The project, with a total cost of $570 million, won't burn coal directly but
will extract a synthetic gas -- much like natural gas -- that will fire
generators at OUC's Stanton Energy Center just east of Orlando.
In 1996, OUC started up the second of two coal plants at the Stanton center.
Many observers predicted at the time it would be the last coal generator built
in the state and that natural gas would become the fuel of choice.
But with rising prices for oil and natural gas, and large supplies of coal
available for mining in the United States, utilities are changing their
attitudes.
Many of coal's notorious pollutants, including mercury and the suspected
global-warming ingredient carbon dioxide, can be dramatically reduced through
the gas-producing process.
"This is not a coal-fired plant of the industrial revolution but of the
21st century," said DOE spokesman Mike Waldron in Washington, D.C.

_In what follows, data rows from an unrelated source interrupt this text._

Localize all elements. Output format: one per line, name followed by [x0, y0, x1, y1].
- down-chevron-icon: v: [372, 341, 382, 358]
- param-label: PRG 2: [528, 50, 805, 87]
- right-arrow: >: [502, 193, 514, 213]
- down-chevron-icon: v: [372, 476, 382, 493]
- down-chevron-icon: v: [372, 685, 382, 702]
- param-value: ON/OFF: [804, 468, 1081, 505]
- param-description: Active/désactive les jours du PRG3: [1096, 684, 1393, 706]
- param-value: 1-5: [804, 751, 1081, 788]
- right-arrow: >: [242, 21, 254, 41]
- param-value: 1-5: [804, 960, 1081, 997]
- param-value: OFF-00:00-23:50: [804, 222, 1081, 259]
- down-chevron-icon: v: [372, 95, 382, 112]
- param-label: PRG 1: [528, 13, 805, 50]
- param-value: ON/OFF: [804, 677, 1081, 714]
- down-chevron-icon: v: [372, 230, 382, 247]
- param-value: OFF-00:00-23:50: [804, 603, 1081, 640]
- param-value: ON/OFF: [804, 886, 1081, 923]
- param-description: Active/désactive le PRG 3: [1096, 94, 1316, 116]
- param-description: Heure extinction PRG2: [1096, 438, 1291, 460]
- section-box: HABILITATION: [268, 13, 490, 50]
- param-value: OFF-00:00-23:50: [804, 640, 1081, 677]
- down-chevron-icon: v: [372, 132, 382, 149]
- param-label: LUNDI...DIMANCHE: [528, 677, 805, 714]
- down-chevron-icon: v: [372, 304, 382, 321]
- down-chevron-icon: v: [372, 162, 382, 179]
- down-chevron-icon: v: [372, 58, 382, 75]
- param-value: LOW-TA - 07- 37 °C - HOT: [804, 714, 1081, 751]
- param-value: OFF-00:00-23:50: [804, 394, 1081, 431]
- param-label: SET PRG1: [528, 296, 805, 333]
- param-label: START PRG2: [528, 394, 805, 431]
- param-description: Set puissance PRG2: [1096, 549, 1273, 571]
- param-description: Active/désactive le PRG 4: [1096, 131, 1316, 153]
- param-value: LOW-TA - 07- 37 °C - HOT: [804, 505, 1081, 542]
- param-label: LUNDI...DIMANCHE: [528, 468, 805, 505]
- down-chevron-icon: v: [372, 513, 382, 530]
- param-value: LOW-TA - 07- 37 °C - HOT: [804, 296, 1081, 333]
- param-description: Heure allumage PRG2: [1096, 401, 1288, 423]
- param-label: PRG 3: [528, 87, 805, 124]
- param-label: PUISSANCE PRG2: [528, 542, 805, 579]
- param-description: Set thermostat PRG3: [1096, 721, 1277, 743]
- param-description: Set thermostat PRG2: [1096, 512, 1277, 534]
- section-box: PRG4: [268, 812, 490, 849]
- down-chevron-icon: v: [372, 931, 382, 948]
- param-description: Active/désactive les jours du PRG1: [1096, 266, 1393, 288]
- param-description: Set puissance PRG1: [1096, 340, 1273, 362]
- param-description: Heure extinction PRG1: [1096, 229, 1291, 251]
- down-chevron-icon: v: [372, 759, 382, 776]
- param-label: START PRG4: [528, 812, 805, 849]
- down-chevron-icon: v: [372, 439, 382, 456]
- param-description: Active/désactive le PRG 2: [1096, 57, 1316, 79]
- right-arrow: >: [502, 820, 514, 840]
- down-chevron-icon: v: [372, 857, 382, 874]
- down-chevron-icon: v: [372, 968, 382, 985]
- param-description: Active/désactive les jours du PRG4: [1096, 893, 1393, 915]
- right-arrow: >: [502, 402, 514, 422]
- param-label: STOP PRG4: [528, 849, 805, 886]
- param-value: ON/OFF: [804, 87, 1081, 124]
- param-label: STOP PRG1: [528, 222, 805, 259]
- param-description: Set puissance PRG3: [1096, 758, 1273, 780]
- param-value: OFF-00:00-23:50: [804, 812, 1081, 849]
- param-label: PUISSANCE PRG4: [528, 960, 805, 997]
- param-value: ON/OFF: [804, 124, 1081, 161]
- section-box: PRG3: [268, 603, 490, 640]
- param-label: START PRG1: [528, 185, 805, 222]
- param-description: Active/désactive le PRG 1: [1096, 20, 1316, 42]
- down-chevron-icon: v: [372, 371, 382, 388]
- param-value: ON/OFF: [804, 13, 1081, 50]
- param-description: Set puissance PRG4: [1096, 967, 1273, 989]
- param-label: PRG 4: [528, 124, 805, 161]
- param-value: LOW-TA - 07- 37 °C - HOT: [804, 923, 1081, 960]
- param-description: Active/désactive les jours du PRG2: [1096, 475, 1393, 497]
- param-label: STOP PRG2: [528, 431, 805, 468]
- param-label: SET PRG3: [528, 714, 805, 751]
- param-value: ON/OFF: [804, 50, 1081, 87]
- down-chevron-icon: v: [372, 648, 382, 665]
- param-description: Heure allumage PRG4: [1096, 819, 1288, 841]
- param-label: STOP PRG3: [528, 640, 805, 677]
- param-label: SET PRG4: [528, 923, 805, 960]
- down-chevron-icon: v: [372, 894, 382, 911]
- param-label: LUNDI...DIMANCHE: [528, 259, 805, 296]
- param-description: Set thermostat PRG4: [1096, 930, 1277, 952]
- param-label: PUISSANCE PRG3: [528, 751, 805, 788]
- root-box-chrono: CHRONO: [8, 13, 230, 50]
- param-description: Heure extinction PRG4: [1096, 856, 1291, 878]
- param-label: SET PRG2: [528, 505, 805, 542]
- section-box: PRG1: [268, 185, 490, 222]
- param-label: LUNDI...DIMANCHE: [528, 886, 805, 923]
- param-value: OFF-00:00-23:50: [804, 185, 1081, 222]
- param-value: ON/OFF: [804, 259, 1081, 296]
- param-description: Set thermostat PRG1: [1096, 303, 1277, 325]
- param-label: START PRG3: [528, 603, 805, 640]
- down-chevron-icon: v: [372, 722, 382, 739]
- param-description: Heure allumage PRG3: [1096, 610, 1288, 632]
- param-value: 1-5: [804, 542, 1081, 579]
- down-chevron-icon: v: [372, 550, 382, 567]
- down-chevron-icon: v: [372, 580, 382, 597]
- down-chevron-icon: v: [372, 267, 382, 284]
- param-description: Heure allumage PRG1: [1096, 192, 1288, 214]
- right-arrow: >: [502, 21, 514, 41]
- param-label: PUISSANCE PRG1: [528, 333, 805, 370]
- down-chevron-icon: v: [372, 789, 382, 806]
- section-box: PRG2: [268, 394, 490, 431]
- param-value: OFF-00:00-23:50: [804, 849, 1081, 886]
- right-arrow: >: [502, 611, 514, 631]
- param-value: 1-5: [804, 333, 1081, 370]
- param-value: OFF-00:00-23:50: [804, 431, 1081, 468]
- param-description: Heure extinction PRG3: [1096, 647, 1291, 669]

The Orlando utility, which serves 190,000 customers, can generate 1,600
megawatts and expects demand for power to increase by 600 megawatts in less than
a decade.
To meet the need for additional power, OUC plans to build gas-fired
generators at the Stanton plant in four phases between 2008 and 2013.
Southern, which developed the project's technology for extracting gas from
coal, will own 65 percent of the coal-fired generation system.
The federal assistance, to be announced by Energy Secretary Spencer Abraham
and Gov. Jeb Bush, is part of President Bush's efforts to promote development of
"clean-coal" technologies -- a goal shared also by presidential
candidate Sen. John Kerry.
None of the project participants would freely offer details Wednesday,
deferring official word of the grant to Abraham.
A DOE notice of Abraham's planned announcement claims the project will be
"one of the cleanest, most energy-efficient coal plants in the world."
Ken Cook, spokesman for the League of Conservation Voters office in Orlando,
branded the federal grant as politically motivated.
"This is obviously an attempt to use taxpayer dollars to advance the
president's campaign," Cook said.
Holly Binns of the Florida Public Interest Research Group in Tallahassee also
criticized use of tax dollars.
"There is no such thing as clean coal," Binns said. "We should
not be subsidizing profitable companies using dirty fuels. We should be
subsidizing truly clean, truly renewable fuels."
However, the Natural Resources Defense Council conceded that the kind of coal
plant pursued by the Orlando utility can serve as a transition during the
decades it may take to develop cleaner sources of energy.
"The system has the ability to get very good performance, including
removal of mercury," said David G. Hawkins, director of the NRDC's Climate
Center in Washington.
His chief concern was that OUC and Southern will not take full advantage of
the potential to remove carbon dioxide from the system.